Granby Primary School

Finance

 March 2022: No school employees have a gross annual salary over £100,000.

To view more information about financial benchmarking at Granby, please follow the link below to a DfE page:

Financial Benchmarking at Granby

How do governors fulfill their financial responsibilities?

Governors have three key responsibilities, one of which is:

“Overseeing the financial performance of the organisation and making sure its money is well spent”.

(The Governance Handbook, Published by DfE, updated October 2020)

The Governance Handbook goes on to say:

“It should do this by ensuring it has at least one individual with specific, relevant skills and experience of financial matters. This individual should also build a relationship with the school business professional (SBP) acting as the link between the SBP and the board. However, everyone on the board should have a basic understanding of the financial cycle and the legal requirements of the school on accountability and spend”.

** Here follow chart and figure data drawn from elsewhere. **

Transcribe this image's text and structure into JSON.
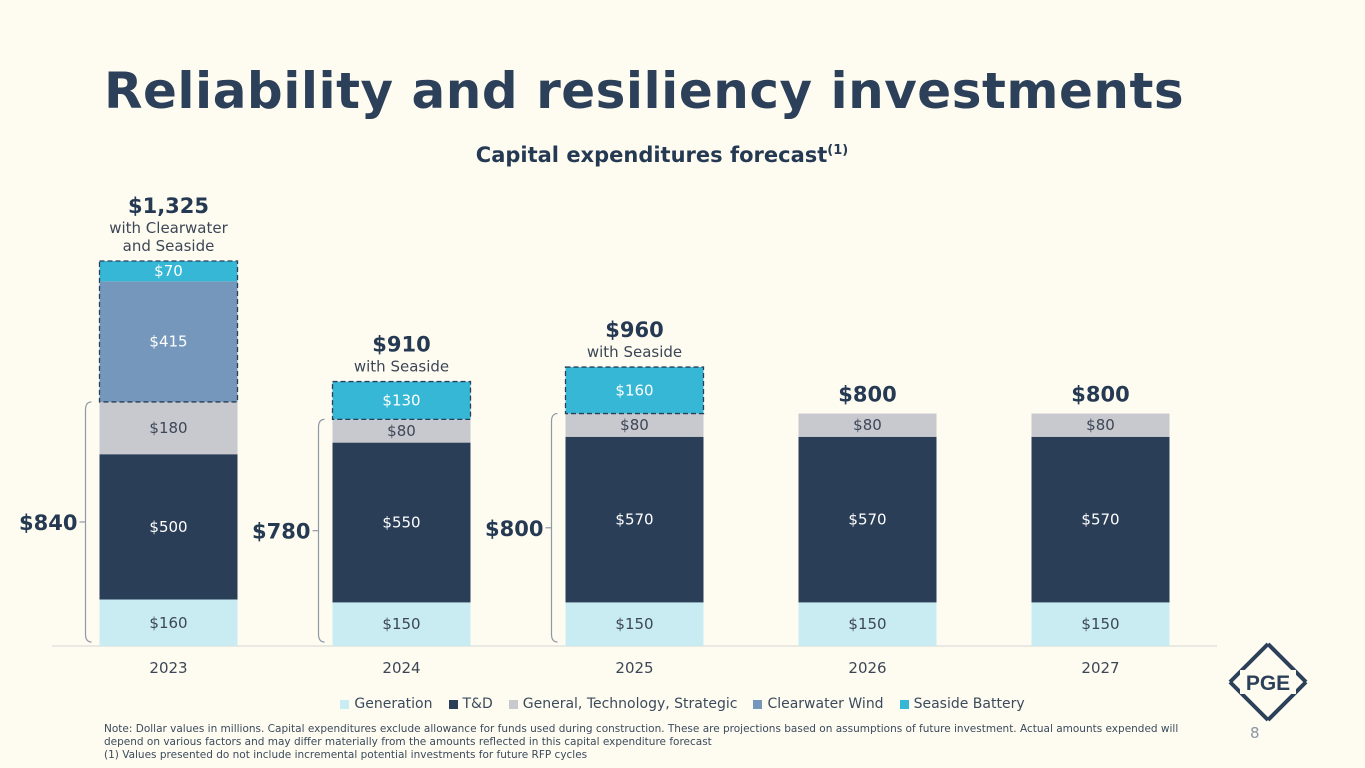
{
  "slide": {
    "title": "Reliability and resiliency investments",
    "subtitle": "Capital expenditures forecast",
    "subtitle_superscript": "(1)",
    "page_number": "8",
    "logo_text": "PGE",
    "note_line1": "Note: Dollar values in millions. Capital expenditures exclude allowance for funds used during construction. These are projections based on assumptions of future investment. Actual amounts expended will depend on various factors and may differ materially from the amounts reflected in this capital expenditure forecast",
    "note_line2": "(1) Values presented do not include incremental potential investments for future RFP cycles"
  },
  "chart_data": {
    "type": "bar",
    "stacked": true,
    "title": "Capital expenditures forecast(1)",
    "units": "$ millions",
    "categories": [
      "2023",
      "2024",
      "2025",
      "2026",
      "2027"
    ],
    "series": [
      {
        "name": "Generation",
        "color": "#c9ecf3",
        "values": [
          160,
          150,
          150,
          150,
          150
        ],
        "labels": [
          "$160",
          "$150",
          "$150",
          "$150",
          "$150"
        ]
      },
      {
        "name": "T&D",
        "color": "#2b3e58",
        "values": [
          500,
          550,
          570,
          570,
          570
        ],
        "labels": [
          "$500",
          "$550",
          "$570",
          "$570",
          "$570"
        ]
      },
      {
        "name": "General, Technology, Strategic",
        "color": "#c7c9cf",
        "values": [
          180,
          80,
          80,
          80,
          80
        ],
        "labels": [
          "$180",
          "$80",
          "$80",
          "$80",
          "$80"
        ]
      },
      {
        "name": "Clearwater Wind",
        "color": "#7597bc",
        "values": [
          415,
          0,
          0,
          0,
          0
        ],
        "labels": [
          "$415",
          "",
          "",
          "",
          ""
        ]
      },
      {
        "name": "Seaside Battery",
        "color": "#35b7d5",
        "values": [
          70,
          130,
          160,
          0,
          0
        ],
        "labels": [
          "$70",
          "$130",
          "$160",
          "",
          ""
        ]
      }
    ],
    "dashed_series": [
      "Clearwater Wind",
      "Seaside Battery"
    ],
    "ylim": [
      0,
      1325
    ],
    "legend_position": "bottom",
    "grid": false,
    "total_labels": [
      {
        "category": "2023",
        "total": "$1,325",
        "note": "with Clearwater and Seaside",
        "note_lines": [
          "with Clearwater",
          "and Seaside"
        ]
      },
      {
        "category": "2024",
        "total": "$910",
        "note": "with Seaside",
        "note_lines": [
          "with Seaside"
        ]
      },
      {
        "category": "2025",
        "total": "$960",
        "note": "with Seaside",
        "note_lines": [
          "with Seaside"
        ]
      },
      {
        "category": "2026",
        "total": "$800",
        "note": "",
        "note_lines": []
      },
      {
        "category": "2027",
        "total": "$800",
        "note": "",
        "note_lines": []
      }
    ],
    "base_brackets": [
      {
        "category": "2023",
        "label": "$840"
      },
      {
        "category": "2024",
        "label": "$780"
      },
      {
        "category": "2025",
        "label": "$800"
      }
    ]
  }
}
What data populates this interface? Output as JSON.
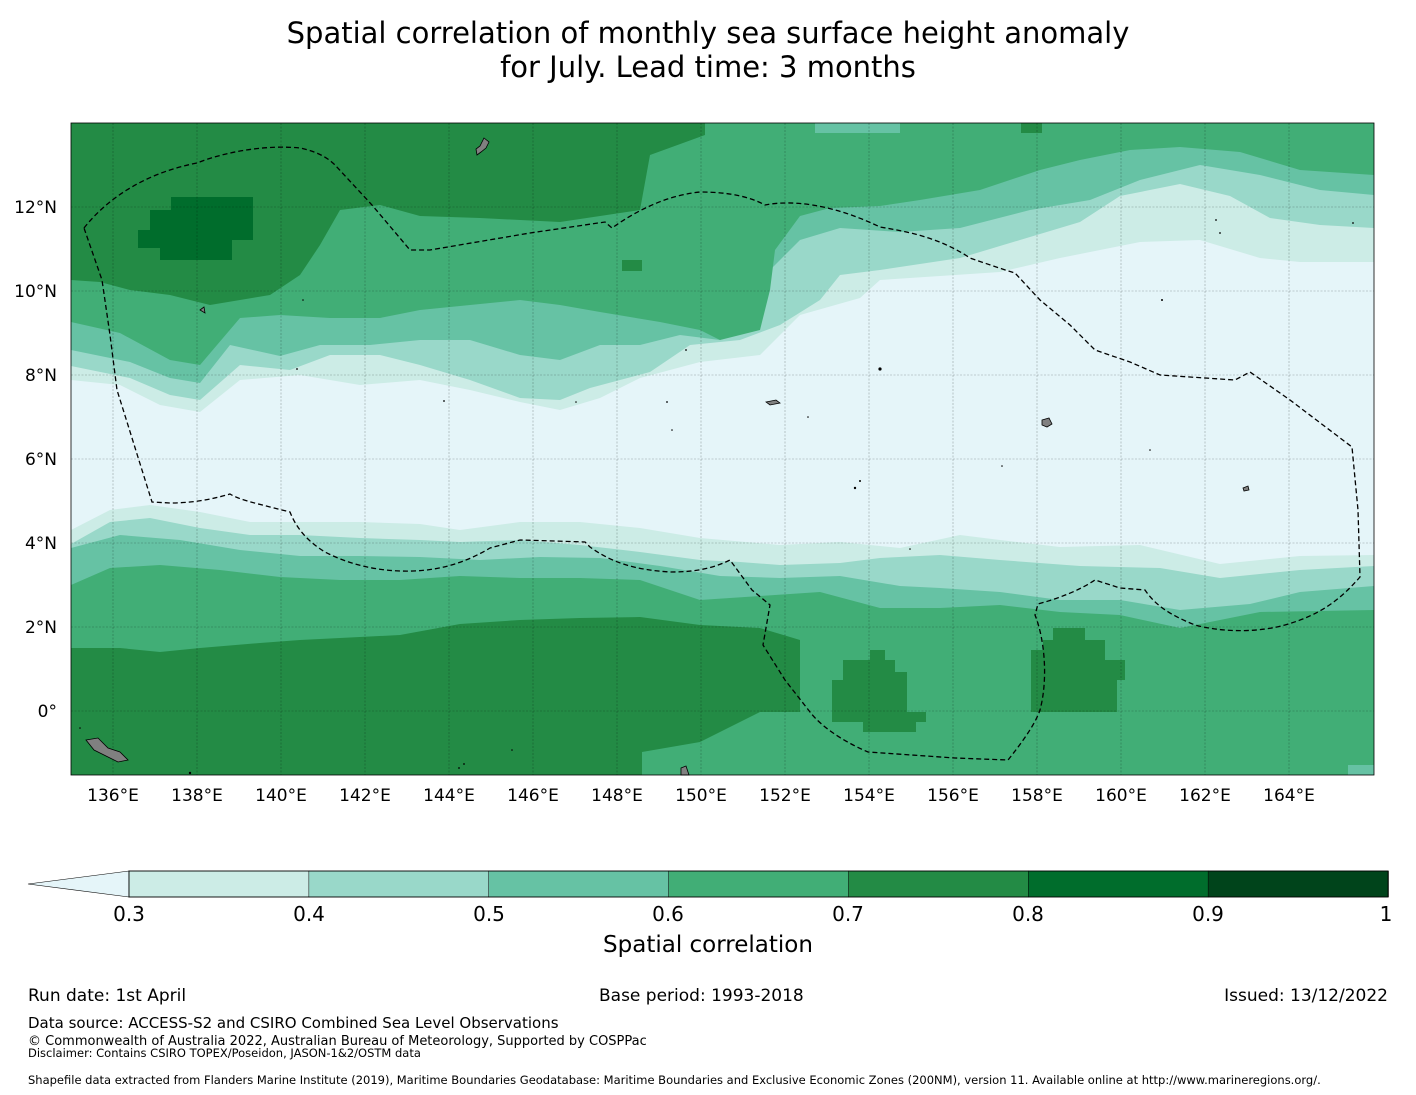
{
  "title": {
    "line1": "Spatial correlation of monthly sea surface height anomaly",
    "line2": "for July. Lead time: 3 months"
  },
  "map": {
    "lon_range": [
      135,
      166
    ],
    "lat_range": [
      -1.5,
      14
    ],
    "lon_ticks": [
      "136°E",
      "138°E",
      "140°E",
      "142°E",
      "144°E",
      "146°E",
      "148°E",
      "150°E",
      "152°E",
      "154°E",
      "156°E",
      "158°E",
      "160°E",
      "162°E",
      "164°E"
    ],
    "lat_ticks": [
      "12°N",
      "10°N",
      "8°N",
      "6°N",
      "4°N",
      "2°N",
      "0°"
    ],
    "gridlines": true,
    "eez_boundary_style": "dashed",
    "land_color": "#808080"
  },
  "colorbar": {
    "label": "Spatial correlation",
    "ticks": [
      "0.3",
      "0.4",
      "0.5",
      "0.6",
      "0.7",
      "0.8",
      "0.9",
      "1"
    ],
    "colors": [
      "#e5f5f9",
      "#ccece6",
      "#99d8c9",
      "#66c2a4",
      "#41ae76",
      "#238b45",
      "#006d2c",
      "#00441b"
    ],
    "extend": "min"
  },
  "footer": {
    "run_date": "Run date: 1st April",
    "base_period": "Base period: 1993-2018",
    "issued": "Issued: 13/12/2022",
    "data_source": "Data source: ACCESS-S2 and CSIRO Combined Sea Level Observations",
    "copyright": "© Commonwealth of Australia 2022, Australian Bureau of Meteorology, Supported by COSPPac",
    "disclaimer": "Disclaimer: Contains CSIRO TOPEX/Poseidon, JASON-1&2/OSTM data",
    "shapefile": "Shapefile data extracted from Flanders Marine Institute (2019), Maritime Boundaries Geodatabase: Maritime Boundaries and Exclusive Economic Zones (200NM), version 11. Available online at http://www.marineregions.org/."
  }
}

At Granby, our Chair of the Finance, Premises, Health and Safety Committee (who is also our ViceChair of Governors), fulfills this role. As both an experienced governor and a finance professional, she has the specific, relevant skills and experience. She works hard to provide a link between the SBP and the board. The SBP is also present at all meetings of the Full Governing Board and the Committee meetings. Our Chair of Governors is Vice-Chair of Leicester City Council’s Schools’ Forum, which also suggests a high level of knowledge in relation to schools’ finance.

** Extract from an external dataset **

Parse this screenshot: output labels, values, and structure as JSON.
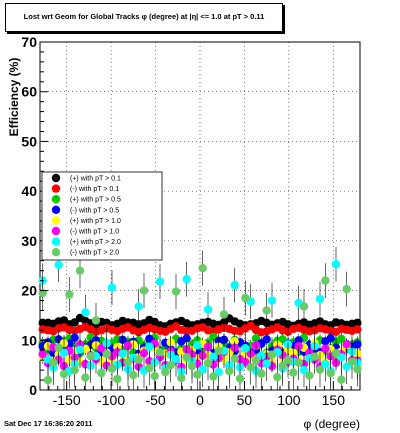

Regular training and CPD ensures that all governors have an understanding of the financial cycle. There are 6 opportunities each year for governors to formally consider the budget within their meetings. This allows for their involvement in setting, monitoring and evaluating the budget.

Governors explore and interrogate the answers to questions such as:

  • Are resources allocated in line with the organisation’s strategic priorities?
  • Does the organisation have a clear budget forecast, ideally for the next three years, which identifies spending opportunities and risks and sets how these will be mitigated?
  • Does the organisation have sufficient reserves to cover major changes such as restructuring, and any risks identified in the budget forecast?
  • Is the organisation making best use of its budget (e.g. by integrating its curriculum planning with its financial planning and using efficiency data to inform decision making)?
  • Does the organisation plan its budgets on a bottom up basis driven by curriculum planning (i.e. is the school spending its money in accordance with its priorities) or is the budget set by simply making minor adjustments to last year’s budget to ensure there is a surplus?
  • What sources of financial data and tools are used to ensure the assets and financial resources are being used efficiently?
  • How can better value for money be achieved from the budget?
  • Is the organisation complying with basic procurement rules and ensuring it gets the best deal available when buying goods and services in order to reinvest savings into teaching and learning priorities?
  • Is the organisation taking advantage of opportunities to collaborate with other schools to generate efficiencies through pooling funding where permitted, purchasing services jointly and sharing staff, functions, facilities and technology across sites?

Each year, Governors complete a statutory audit tool called the Schools Financial Value Standard. This has to be submitted to the Local Authority and it helps to provide schools with assurance that they are meeting the basic standards necessary to achieve a good level of financial health and resource management. In completing this, all governors complete a self-assessment which asks them to evaluate their performance against a range of competencies. They can rate themselves as:

1: Highly competent        2: Competent                     3: Developing                    4: Not yet developed.

These scores are then averaged over the whole Governing Board. At Granby, in our most recent assessment (March 2022), the governing board scored all 1s and 2’s. This suggests that Granby Governors are competent or highly competent in each of the financial skills required.

Granby is in a strong position in relation to financial management, enjoying a good level of competence and a high level of skills. Any gaps in knowledge are identified through the SFVS skills audit and training/CPD is put in place to address these as they occur. Governor recruitment has also been utilised to enlist governors with desirable skillsets.